Spring is a time of renewal, and that also extends to your lawn. After a long, cold winter, your yard is bound to need some upkeep if you want it to look its best.
Nearly 20% of homeowners say yard work is more expensive than they initially expected, which is all the more reason to stay diligent when it comes to consistent upkeep. Regular maintenance will reduce the likelihood of costly projects down the line, help maintain excellent curb appeal, and get potential buyers interested if you’re thinking about selling your home.
Follow the spring lawn maintenance checklist below to help ensure your lawn is healthy, lush, and green throughout the growing season.
1. Remove Debris
The first step in spring lawn maintenance is to clear away any buildup of debris that could have accumulated during the winter season. This includes fallen leaves, sticks, and other pieces that can smother grass and promote disease. Raking and bagging this debris is a great way to get rid of it and help your lawn get off to a good start.
2. Pressure Wash Driveway, Porches, and Sidewalks
Pressure washing can significantly improve the look of your yard by removing built-up dirt, grime, and stains. Over time, outdoor surfaces become discolored and unsightly, but pressure washing can quickly and effectively restore them to their original condition. And by taking good care of these areas, you help extend their lifespans.
3. Aerate Your Lawn
Frequent lawn use has a punishing effect on your grass, adding pressure and making it harder for necessary nutrients to reach roots. Aerating your lawn involves punching small holes into the soil to allow water, air, and nutrients to infiltrate more deeply into the root zone. This can help relieve compacted earth and improve drainage, leading to healthier grass. There are two options for getting the job done: You can either rent an aerator or enlist the services of a professional.
4. Overseed Bare Spots
If your lawn looks thin or patchy, overseeding can help fill in the gaps. This involves spreading grass seed over your existing lawn to encourage new growth. Make sure to choose a seed mix appropriate for your climate and soil type and follow the manufacturer’s instructions for application.
5. Apply Fertilizer
To help your lawn grow lush and weed-free, consider applying fertilizer to your lawn in the spring. Experts suggest watering your lawn both before and after you spread the fertilizer to help the nutrients penetrate the soil. There are a variety of fertilizers to choose from, so do some research ahead of time to figure out which is the best fit for your local grass and soil.
6. Weed Control
Targeting weeds in the springtime is an excellent opportunity to prevent them from taking over your lawn. Some homeowners prefer to remove weeds by hand, while others use herbicides. Be sure to wear gloves and pull the weeds out by the root to prevent them from growing back. Tackling unwanted weeds during the spring months will help ensure that your summer lawn is in tip-top shape.
7. Clean Your Gutters
Over the winter, debris such as twigs, leaves, and dirt can collect in your gutters, preventing water from flowing freely and potentially causing damage to your roof or foundation.
To clean your gutters, use a ladder and scoop out the debris by hand or with a scoop tool.
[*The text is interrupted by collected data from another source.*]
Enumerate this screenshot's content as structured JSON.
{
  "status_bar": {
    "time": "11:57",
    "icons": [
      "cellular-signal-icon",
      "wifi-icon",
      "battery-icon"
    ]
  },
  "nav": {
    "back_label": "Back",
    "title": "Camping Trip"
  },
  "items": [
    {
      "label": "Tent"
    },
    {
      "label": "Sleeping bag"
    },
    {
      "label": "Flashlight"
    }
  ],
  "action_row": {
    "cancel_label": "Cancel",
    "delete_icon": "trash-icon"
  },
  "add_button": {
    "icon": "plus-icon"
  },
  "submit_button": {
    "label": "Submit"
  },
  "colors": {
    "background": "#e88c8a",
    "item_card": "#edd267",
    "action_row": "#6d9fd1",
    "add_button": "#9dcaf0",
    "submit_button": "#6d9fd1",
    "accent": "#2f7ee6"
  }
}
After removing the debris, flush the gutters with a hose to make sure they are unobstructed and flowing correctly. Don’t forget to wear gloves and take safety precautions to avoid falls or injury.
8. Dethatch Your Lawn
If your lawn looks sparse or uneven, it may be time to dethatch. Dethatching involves removing the thick layer of thatch, which is a mat-like layer of dead turf and various organic matter that builds up on the soil’s surface. In many cases, this layer can prevent water and nutrients from reaching the roots of your grass. Dethatching the lawn can improve the chances of your grass getting the resources it needs to thrive.
9. Plant Summer-Flowering Bulbs
Spring is the ideal time to plant summer-flowering bulbs — such as gladiolus, dahlias, and lilies — since the ground has thawed and temperatures are warming up.
Be sure to space out the bulbs according to the guidelines for the specific bulb type. With proper planting and care, your summer bulbs will bloom beautifully in the warm summer months.
10. Monitor for Pests and Disease
Monitoring for pests and diseases is integral to spring lawn maintenance. Look for signs of damage, such as brown spots or yellowing, and take action as needed. You may need to apply an insecticide or fungicide to control the problem, or you may need to adjust your watering or fertilizing practices.
11. Don’t Forget to Edge
Edging your lawn gives it a neat, polished look. Use a spade or edging tool to create a clean line between your lawn and any adjacent hardscaping, such as sidewalks or driveways. Making these barriers also stops your grass from spreading into unwanted areas.
12. Watering the Right Way
Watering your lawn is essential to keeping it healthy and green, but it’s important to do it correctly. Make sure to water deeply and infrequently to encourage deep root growth. But be mindful of how much water you’re using.
Not only can overwatering lead to disease and root rot for your plants, but it’s also not great for the environment. If you want to reduce your daily water usage, consider investing in a water meter to monitor your daily output.